Zlib comes with Python. My 3.10 installation uses 1.2.11, but I doubt that this makes any difference in the output.

A warning from fpdf2 seems a bit pointless as long as we don't know what the problem is. What is the user supposed to do with it?

Do all the affected files contain SVG data? I've tried to reproduce the error with other repetitive content subject to high compression, with no success. So it could still be some subtlety in the graphics commands, which acrobat only complains about under certain arbitrary circumstances.

It would really be helpful if soeone with Acrobat Pro could run those files through the preflight function.
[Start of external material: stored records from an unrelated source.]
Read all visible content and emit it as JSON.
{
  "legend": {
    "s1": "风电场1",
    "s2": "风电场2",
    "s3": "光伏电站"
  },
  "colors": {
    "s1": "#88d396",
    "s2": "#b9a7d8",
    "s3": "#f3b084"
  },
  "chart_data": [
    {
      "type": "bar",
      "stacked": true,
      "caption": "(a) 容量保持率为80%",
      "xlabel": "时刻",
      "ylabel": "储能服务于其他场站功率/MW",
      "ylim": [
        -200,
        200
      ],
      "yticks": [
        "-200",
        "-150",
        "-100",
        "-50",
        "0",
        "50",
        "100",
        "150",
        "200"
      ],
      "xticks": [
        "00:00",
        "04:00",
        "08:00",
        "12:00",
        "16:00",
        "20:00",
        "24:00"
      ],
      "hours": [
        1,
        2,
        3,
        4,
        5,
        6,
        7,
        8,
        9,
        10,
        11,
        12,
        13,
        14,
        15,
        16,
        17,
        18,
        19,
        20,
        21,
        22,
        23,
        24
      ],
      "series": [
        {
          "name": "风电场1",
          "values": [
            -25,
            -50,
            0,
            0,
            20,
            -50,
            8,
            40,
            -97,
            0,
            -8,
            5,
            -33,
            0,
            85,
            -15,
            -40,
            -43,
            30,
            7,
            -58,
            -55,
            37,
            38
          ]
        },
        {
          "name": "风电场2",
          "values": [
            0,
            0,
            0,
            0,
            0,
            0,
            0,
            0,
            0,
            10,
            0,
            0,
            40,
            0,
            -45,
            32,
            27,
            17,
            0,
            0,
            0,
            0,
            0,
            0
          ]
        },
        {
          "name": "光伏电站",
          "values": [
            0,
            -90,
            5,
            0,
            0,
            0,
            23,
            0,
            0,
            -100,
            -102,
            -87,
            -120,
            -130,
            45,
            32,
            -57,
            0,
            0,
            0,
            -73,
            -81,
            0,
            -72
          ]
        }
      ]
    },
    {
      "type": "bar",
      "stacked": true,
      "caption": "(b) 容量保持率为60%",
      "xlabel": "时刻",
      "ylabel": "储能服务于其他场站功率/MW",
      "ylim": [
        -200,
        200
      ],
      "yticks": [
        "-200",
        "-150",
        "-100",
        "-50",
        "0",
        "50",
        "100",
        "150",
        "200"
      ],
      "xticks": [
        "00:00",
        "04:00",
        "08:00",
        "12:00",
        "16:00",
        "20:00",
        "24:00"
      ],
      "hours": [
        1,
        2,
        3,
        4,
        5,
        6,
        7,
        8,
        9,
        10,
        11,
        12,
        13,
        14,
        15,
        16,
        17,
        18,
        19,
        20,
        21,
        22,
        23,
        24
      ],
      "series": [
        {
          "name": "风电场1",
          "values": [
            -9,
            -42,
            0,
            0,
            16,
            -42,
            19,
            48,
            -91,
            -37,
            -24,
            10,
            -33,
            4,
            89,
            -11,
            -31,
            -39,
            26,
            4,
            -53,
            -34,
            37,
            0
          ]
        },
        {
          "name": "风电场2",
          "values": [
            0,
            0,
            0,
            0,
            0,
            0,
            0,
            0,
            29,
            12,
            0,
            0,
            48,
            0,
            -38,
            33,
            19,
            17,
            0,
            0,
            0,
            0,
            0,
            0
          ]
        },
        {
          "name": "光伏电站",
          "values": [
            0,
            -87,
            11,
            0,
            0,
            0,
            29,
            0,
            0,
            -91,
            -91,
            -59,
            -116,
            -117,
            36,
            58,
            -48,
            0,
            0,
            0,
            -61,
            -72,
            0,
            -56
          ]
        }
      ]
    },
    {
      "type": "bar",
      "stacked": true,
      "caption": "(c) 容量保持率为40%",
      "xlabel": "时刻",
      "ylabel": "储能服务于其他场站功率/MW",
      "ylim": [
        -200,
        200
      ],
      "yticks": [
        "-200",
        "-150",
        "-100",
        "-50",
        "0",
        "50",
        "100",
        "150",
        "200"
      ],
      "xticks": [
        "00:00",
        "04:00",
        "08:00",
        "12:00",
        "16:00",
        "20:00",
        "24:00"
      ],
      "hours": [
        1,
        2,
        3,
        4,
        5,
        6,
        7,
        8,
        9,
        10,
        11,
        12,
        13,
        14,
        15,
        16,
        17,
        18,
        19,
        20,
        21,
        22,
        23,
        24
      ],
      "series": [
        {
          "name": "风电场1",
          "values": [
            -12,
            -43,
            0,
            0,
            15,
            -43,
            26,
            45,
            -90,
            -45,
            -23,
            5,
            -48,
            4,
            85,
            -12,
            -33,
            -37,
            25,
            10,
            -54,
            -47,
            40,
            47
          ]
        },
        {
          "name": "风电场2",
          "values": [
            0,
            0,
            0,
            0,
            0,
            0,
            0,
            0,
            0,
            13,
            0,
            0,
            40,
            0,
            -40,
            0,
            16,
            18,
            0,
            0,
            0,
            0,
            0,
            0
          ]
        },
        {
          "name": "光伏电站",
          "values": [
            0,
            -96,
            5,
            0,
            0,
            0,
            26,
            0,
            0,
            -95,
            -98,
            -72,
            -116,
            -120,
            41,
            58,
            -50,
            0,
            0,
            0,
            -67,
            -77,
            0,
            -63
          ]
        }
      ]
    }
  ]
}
If the problem is real (and not just a viewer bug), that would give us the information directly from the horses mouth.

GerardoAllende commented 5 months ago

When I use Acrobat, I get the same error when printing a PDF. The only requirement is that there is a "path" in the code.

Minimal test code:

from fpdf import FPDF

pdf = FPDF()
pdf.add_page()

with pdf.new_path() as path:
    path.move_to(1, 1)
    path.line_to(9, 9)
    path.close()

pdf.output("test.pdf")

Then print test.pdf using Acrobat reader. The error should appear right after printing. test.pdf

The problem persists when pdf.compress = False

Lucas-C commented 5 months ago

When I use Acrobat, I get the same error when printing a PDF. The only requirement is that there is a "path" in the code.

I think this is a different problem, so I moved your comment into a dedicated issue 🙂

GerardoAllende commented 5 months ago

Different problem, same workaround -> #1144 also fixes this one. Just comment these lines https://github.com/py-pdf/fpdf2/edit/master/fpdf/drawing.py#L1448-L1454 Results: acro-svg-workaround.pdf acro-svg-err.pdf

AurelianTimu commented 4 months ago

I was having exactly the same issue when using SVGs. It was not 100% reproducible, and happening rarely.. I tried locally the fix in #1145 and so far in my testing I haven't seen the issue again.

Is there an ETA to land 2.7.9 on pypi?

Lucas-C commented 4 months ago

Is there an ETA to land 2.7.9 on pypi?

If @gmischler & @andersonhc agree, I think we could perform a new release this month! 🙂